Editorial & Opinion

Pocos pueden destruir al mundo

Armando Rivera Bolaños / Abogado y notario

miércoles 8, enero 2020 - 12:00 am

Aterrada, estupefacta y conmovida se sintió la humanidad entera cuando un pequeño artefacto mortal, lanzado y teledirigido desde algún punto del planeta dio en el sitio altamente blindado, donde residía el general iraní Qassen Soleimani, destruyéndolo completamente, aparte de otros daños colaterales de gran magnitud, tal como se observa en las gráficas que llegaron casi de inmediato. No vamos a referirnos si hubo o no justificación política o militar para realizar dicho atentado, que fuera ordenado, según el Pentágono, por el mismo presidente Trump de los Estados Unidos, en represalia por ataque previo realizado contra el aeropuerto de Bagdad (Irak), ordenado precisamente por el general asesinado. La motivación de esta columna, es que tales acontecimientos nos trajeron las imágenes horrorosas de la Segunda Guerra Mundial, donde se asistió al nacimiento de lo que serían las próximas conflagraciones bélicas, en las que unas pocas manos militares podrían arrasar a enormes ciudades enteras, en cuestión de minutos o de horas, con el uso de armas letales de naturaleza tecnológica hasta ahora secreta. Algo similar como cuando en las postrimerías de aquel conflicto, los ingleses vieron caer sobre Londres unos artefactos teledirigidos que explotaban y causaban enormes destrucciones de vidas y edificios. Y poco después, al otro lado del Pacífico, un frágil bombardero transportaba unas pequeñas bombas que, al estallar, destruyeron con impacto horroroso, las ciudades japonesas de Hiroshima y Nagasaki. Bien señaló el sabio Albert Einstein, “la cuarta guerra mundial será con piedras y palos, como en la época de las cavernas”.

Precisamente, esa premonición del sabio Einstein es la que motiva la honda y general preocupación de las actuales generaciones. Nunca, en la historia humana, unos tan pocos pueden extinguir a muchos, sin necesidad de recurrir a los grandes ejércitos del pasado, a cuyo paso las naciones que los sostenían penetraban fronteras, destruían reinos y dominaban a los pueblos vencidos. Esta vez lo vimos, asombrados, en esas gráficas: drones explosivos, que desafían y eluden los controles de radares y otros aparatos sofisticados, vuelan directa y rápidamente, con precisión matemática de milímetros, hacia su objetivo “cero” destruyéndolo en instantes, sin dejar piedra sobre piedra, ni rastros de sobrevivencia alguna. Sencillamente, las escenas no pueden ser más inenarrables y aturden todo el caudal de la psiquis humana, hasta llegar al paroxismo social que posteriormente contemplamos aun en las principales urbes estadounidenses…Porque ahora la humanidad conoce sobre los efectos de una guerra destructiva, como jamás se tuvo memoria, es que de inmediato surgió el clamor mundial porque se apacigüen los sones bélicos y se vuelva a la mesa civilizada de las negociaciones, tal como se oye aún por todos los confines del planeta, sin importar razas ni colores ideológicos. Porque ningún gobernante, o líder de nación alguna, podría estar en sano juicio si estimula que continúen estos dantescos y apocalípticos escenarios, o haciendo provocaciones belicistas que solo ofrezcan la posibilidad de tan crueles alternativas.

Las plegarias alrededor del mundo entero se dejaron escuchar, casi de inmediato, en todos los idiomas y, cada una de ellas, según su modo de concebir el auxilio divino.

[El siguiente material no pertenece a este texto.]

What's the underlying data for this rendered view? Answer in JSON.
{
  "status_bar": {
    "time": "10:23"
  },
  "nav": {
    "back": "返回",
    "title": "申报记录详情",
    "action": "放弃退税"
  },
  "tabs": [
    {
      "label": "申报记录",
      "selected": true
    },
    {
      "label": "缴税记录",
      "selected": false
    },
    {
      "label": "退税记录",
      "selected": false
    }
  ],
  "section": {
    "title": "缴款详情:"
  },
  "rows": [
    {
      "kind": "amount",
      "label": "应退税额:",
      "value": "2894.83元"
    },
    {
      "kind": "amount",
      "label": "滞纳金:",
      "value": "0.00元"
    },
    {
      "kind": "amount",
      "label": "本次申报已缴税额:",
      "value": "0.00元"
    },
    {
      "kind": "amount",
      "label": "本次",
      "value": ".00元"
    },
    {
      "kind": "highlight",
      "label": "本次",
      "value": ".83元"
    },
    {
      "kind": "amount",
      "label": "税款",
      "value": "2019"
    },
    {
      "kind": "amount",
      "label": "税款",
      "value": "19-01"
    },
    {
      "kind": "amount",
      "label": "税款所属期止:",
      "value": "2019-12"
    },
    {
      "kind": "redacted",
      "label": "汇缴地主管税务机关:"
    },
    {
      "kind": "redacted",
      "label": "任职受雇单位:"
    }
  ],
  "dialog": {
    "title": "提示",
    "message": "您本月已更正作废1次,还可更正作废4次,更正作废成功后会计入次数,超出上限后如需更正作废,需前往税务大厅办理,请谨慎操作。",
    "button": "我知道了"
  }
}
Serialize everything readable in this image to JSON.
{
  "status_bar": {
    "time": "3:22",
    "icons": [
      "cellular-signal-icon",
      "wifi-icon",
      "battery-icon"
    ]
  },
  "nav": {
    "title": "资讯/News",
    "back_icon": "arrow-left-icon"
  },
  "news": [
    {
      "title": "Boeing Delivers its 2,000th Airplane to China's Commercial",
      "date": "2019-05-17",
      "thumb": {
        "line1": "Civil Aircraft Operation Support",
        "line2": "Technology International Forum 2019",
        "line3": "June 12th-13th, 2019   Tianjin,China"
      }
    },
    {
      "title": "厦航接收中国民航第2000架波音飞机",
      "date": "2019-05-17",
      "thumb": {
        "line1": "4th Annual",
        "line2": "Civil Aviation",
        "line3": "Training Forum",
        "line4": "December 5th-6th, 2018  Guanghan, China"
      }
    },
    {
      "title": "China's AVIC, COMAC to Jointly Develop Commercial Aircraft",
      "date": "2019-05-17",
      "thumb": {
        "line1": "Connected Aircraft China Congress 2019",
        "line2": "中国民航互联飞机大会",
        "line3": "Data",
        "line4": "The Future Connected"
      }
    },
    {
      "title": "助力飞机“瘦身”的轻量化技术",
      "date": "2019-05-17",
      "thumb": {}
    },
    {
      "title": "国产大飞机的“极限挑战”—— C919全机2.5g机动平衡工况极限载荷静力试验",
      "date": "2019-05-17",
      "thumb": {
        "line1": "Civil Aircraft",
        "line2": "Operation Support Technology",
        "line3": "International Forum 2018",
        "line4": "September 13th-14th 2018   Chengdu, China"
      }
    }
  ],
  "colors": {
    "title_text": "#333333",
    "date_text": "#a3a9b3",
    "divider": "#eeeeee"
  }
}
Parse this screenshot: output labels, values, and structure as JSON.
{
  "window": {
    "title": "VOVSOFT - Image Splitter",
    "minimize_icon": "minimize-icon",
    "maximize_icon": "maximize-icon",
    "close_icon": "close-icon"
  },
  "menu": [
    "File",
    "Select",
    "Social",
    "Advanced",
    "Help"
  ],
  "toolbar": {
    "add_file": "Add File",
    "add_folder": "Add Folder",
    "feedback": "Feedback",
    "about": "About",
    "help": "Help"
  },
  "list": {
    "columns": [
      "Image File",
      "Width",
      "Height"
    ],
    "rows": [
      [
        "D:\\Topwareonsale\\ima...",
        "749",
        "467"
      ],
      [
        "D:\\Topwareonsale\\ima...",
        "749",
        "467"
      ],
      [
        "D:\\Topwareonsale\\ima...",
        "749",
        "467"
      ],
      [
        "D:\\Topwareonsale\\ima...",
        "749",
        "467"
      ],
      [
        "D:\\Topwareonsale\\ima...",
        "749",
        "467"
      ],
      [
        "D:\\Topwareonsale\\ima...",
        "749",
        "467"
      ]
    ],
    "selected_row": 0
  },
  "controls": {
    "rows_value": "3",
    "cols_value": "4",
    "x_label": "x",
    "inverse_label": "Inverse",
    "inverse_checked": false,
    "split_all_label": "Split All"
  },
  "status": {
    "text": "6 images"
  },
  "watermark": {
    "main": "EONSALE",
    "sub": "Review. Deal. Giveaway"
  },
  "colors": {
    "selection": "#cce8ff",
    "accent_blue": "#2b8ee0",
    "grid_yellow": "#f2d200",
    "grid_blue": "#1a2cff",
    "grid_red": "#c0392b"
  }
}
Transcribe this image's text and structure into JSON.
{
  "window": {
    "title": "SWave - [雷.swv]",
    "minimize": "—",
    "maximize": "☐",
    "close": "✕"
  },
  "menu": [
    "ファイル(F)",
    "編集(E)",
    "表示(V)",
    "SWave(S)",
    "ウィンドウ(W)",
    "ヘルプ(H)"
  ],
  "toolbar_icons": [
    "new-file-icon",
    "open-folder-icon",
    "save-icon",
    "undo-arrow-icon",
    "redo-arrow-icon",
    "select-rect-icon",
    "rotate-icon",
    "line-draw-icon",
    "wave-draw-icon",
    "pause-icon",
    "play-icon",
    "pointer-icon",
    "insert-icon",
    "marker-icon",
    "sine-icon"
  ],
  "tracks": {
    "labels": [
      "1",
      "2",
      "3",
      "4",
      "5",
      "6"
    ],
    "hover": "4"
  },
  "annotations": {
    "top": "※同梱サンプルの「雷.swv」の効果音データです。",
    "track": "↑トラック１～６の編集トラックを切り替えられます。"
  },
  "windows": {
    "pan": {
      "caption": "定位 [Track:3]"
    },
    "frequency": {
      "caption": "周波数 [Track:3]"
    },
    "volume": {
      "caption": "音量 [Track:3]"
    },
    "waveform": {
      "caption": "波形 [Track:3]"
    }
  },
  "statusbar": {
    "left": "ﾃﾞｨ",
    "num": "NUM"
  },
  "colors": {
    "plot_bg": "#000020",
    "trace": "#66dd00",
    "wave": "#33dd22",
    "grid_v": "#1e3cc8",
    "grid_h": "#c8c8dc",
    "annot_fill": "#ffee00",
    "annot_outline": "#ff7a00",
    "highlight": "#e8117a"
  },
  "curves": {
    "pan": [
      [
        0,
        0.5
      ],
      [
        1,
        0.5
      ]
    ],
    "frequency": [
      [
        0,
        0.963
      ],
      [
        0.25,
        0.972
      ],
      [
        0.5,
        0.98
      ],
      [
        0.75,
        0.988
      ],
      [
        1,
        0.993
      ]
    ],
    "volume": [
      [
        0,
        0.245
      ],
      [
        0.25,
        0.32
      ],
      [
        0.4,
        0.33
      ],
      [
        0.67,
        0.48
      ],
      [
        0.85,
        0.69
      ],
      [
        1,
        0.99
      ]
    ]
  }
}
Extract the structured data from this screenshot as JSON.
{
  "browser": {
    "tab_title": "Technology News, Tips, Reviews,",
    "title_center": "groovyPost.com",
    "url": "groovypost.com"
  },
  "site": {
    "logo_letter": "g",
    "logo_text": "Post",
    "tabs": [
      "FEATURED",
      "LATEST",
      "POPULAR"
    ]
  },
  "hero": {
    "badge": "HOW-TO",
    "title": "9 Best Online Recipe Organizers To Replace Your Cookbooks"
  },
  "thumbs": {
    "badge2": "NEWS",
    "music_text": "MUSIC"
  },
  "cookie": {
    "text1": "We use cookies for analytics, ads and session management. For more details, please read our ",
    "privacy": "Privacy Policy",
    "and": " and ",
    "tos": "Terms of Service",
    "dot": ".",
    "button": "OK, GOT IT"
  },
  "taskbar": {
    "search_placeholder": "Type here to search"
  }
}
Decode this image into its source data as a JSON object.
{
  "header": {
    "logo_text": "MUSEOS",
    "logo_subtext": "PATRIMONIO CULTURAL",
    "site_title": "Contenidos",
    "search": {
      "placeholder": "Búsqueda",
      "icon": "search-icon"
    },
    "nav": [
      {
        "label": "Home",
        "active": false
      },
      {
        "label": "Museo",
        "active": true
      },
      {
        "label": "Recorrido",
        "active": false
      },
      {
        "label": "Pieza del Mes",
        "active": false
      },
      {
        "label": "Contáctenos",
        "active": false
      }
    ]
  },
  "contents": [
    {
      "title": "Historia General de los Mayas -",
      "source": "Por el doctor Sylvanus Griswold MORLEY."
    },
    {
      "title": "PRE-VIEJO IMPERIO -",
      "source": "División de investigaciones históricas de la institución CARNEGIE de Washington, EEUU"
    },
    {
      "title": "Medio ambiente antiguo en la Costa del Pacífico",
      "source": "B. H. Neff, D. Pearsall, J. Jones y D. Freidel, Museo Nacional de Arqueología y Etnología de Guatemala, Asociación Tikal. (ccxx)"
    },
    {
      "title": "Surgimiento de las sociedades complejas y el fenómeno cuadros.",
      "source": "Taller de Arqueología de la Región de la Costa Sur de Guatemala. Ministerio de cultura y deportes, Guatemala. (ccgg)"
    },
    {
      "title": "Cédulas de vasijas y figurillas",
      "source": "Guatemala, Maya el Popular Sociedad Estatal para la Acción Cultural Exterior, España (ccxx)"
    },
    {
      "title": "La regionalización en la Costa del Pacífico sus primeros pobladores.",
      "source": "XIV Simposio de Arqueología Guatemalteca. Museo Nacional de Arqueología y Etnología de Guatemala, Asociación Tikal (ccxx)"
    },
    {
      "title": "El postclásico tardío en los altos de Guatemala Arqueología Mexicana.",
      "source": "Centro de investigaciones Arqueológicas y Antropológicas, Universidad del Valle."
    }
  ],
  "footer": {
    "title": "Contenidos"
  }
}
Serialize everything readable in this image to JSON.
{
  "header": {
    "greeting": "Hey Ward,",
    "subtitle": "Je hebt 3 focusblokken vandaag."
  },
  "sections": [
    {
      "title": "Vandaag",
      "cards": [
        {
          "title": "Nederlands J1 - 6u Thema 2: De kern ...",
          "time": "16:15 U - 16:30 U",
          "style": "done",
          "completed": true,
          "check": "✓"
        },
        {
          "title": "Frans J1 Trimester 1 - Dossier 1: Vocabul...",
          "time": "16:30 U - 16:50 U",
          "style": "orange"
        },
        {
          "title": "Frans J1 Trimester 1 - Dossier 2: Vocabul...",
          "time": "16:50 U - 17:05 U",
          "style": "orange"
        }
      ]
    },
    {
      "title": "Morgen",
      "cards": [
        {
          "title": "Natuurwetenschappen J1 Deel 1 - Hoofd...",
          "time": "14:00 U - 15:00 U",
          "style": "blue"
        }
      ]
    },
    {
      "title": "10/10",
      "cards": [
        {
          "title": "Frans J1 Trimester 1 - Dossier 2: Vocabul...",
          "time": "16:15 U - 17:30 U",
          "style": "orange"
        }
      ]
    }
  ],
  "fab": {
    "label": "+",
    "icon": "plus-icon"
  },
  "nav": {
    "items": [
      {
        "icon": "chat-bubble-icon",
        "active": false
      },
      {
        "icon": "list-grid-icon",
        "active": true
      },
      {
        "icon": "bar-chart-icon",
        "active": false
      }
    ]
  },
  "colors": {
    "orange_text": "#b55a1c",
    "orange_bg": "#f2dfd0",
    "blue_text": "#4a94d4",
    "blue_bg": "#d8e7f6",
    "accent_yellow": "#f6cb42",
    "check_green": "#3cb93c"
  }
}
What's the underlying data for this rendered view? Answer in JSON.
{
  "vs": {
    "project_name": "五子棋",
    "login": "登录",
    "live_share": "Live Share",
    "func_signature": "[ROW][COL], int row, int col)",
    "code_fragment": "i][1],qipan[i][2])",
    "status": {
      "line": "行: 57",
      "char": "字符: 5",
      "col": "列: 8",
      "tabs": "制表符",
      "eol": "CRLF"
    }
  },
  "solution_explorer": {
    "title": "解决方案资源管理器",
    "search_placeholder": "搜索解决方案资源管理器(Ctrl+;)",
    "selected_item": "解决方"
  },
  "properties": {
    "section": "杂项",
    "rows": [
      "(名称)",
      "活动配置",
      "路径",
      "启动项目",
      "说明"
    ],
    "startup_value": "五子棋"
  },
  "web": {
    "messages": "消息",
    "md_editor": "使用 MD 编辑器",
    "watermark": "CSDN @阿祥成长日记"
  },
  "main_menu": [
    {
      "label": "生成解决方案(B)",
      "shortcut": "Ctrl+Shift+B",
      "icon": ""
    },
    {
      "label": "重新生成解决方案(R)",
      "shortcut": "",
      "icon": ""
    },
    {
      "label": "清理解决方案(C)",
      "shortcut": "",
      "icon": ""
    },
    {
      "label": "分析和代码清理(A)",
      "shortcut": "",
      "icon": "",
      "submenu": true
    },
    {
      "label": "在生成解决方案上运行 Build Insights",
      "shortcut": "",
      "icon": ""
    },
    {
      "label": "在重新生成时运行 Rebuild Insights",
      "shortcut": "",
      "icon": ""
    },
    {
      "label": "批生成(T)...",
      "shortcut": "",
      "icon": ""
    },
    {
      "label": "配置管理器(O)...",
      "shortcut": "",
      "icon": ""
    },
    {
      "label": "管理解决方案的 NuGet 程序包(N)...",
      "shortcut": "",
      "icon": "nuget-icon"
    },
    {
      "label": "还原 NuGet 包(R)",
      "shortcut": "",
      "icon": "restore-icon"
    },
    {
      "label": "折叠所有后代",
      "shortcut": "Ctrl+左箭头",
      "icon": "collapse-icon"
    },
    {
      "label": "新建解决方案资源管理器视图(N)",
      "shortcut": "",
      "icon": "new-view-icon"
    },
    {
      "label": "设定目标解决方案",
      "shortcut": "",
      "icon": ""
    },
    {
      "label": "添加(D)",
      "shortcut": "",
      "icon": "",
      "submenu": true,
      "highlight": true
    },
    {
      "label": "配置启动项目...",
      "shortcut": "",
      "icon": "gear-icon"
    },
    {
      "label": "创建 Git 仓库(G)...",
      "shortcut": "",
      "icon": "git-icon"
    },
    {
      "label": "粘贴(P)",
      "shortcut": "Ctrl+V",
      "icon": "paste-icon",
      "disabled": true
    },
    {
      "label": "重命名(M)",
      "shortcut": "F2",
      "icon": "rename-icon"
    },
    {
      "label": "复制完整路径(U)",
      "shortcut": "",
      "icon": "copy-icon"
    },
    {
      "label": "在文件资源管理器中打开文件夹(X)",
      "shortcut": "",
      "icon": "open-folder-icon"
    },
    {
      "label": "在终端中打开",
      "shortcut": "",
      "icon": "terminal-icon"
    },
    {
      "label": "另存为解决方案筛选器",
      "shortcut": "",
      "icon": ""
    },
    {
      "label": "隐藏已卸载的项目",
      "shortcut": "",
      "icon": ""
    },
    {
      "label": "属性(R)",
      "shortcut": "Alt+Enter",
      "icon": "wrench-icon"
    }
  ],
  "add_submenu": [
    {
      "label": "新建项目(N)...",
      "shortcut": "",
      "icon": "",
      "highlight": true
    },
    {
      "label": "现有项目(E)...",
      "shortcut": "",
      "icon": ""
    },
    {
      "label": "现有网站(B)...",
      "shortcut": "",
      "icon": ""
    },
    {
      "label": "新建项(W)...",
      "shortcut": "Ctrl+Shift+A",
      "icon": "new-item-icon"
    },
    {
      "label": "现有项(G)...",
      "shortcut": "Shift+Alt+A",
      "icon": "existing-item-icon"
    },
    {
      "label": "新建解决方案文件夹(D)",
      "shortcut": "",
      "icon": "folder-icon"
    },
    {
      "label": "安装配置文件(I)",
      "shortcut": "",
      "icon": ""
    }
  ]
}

Las noticias coincidían que estábamos ante una fuerte y clara probabilidad que estallara la temida tercera guerra mundial, un peligro potencial, pero muy real, que aún asoma su faz siniestra, mientras no se den muestras claras y sinceras, que toda diferencia o conflicto puede y debe llegar a soluciones pacíficas y justas entre los actores principales de este drama que, de producirse, traería consecuencias devastadoras para todas las naciones del orbe, sin distinción alguna, quizás como nunca jamás pudieron imaginar los estrategas militares de todas las épocas pasadas. Y si mencionamos que aún existen duras probabilidades bélicas, es porque a las pocas horas del suceso que comentamos al inicio, vimos izar en una mezquita iraní, la bandera roja del islamismo que proclama la venganza irreconciliable, mientras se entonaban himnos de guerra inminente. Este es el cuadro que mantiene aún expectante y preocupada a la humanidad entera, que alienta la febril esperanza que ese izamiento y llamados a realizar ataques, solo sean producto de la natural respuesta al asesinato de su héroe. Confiamos que la cordura prevalezca en todos.